50 Shades Of Feist. Leslie Feist spielte in Winterthur ein komplexes Konzert. Laut, leise, brachial - Feist kann alles
Beim Konzert wird schnell klar, dass Feist keine Frau für halbe Sachen ist. Kompromisse sind ausgeschlossen. Deshalb spielt sie ihr aktuelles Album „Pleasure“ komplett und an einem Stück. Ausgerechnet „Pleasure“, jenes atonale Machwerk, das noch ein wenig seltsamer tönt als seine ohnehin schon seltsamen Vorgänger. Bei dem alles knarzt und rauscht, das beinahe manisch wirkt. Doch das Experiment geht auf: Die Frontfrau verbeißt sich in den Saiten, während ihre drei Begleiter nur punktuell konkrete Highlights setzen.
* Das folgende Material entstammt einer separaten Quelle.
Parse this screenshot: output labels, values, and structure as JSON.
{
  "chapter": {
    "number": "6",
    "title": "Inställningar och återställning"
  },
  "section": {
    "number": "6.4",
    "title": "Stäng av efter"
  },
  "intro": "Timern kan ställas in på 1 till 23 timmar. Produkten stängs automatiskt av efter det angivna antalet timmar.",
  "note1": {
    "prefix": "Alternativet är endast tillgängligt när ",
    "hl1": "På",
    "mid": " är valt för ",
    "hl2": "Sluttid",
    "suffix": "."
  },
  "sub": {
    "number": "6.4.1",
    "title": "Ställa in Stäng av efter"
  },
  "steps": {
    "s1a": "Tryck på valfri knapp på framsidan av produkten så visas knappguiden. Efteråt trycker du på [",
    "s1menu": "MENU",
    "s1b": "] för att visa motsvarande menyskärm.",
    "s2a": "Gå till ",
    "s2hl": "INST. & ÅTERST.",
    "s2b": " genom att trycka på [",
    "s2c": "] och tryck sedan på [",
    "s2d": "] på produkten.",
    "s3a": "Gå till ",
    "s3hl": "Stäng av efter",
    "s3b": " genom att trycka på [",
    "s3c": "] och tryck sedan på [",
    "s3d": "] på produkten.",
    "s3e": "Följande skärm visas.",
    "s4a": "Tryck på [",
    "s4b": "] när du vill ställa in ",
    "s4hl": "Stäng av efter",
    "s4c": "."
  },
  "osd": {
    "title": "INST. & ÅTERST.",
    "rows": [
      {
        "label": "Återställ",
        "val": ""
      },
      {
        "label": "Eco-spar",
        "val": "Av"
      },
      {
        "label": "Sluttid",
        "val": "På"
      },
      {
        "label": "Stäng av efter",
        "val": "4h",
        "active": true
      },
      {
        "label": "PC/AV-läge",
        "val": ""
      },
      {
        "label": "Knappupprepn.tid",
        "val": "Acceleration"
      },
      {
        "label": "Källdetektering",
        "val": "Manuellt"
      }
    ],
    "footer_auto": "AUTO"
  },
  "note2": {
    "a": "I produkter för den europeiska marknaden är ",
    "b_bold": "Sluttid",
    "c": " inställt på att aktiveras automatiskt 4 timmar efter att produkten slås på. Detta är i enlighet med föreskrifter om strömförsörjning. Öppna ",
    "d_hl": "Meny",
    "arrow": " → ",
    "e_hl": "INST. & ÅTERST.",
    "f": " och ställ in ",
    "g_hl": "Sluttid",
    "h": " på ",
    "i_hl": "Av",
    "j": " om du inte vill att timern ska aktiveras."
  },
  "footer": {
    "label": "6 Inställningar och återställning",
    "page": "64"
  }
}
Etwa wenn da plötzlich aus der Tiefe der Raumbühne ein erschütterndes und dunkeldüsteres Donnergraulen aufbraust, das wie ein Tsunami über die grazilen Versplitterungen hinweg rauscht, die sich Feist selbst gerade zurecht gelegt hatte. Als massiver Höhepunkt erscheint „Century“, jenes Mahnmal von Song, das Live noch eine intensivere Strahlkraft als in der Studioversion entwickelt. Abseits ihrer Musik wirkt Feist übrigens alles andere als unnahbar: Als ein Streit zwischen den Musikfans in der Gasse und VIP-Gästen auf der Tribüne ausbricht, weil Letztere sich lieber lautstark unterhalten, als den herumrauschenden Sounds zu lauschen, schlichtet Feist tiefenentspannt: „Oh, gibt es da einen Kampf? Das ist ja aufregend!“ „Ja, die reden die ganze Zeit, während du spielst!“ „Hm, vielleicht haben sie den Song nicht gemocht? Ich hoffe der hier gefällt ihnen besser.“ Dann ist Ruhe im Karton, während das Konzert mit einem kurze Best Of-Set inklusive „Let It Die“ und „My Moon My Man“ ausklingt. Grandios!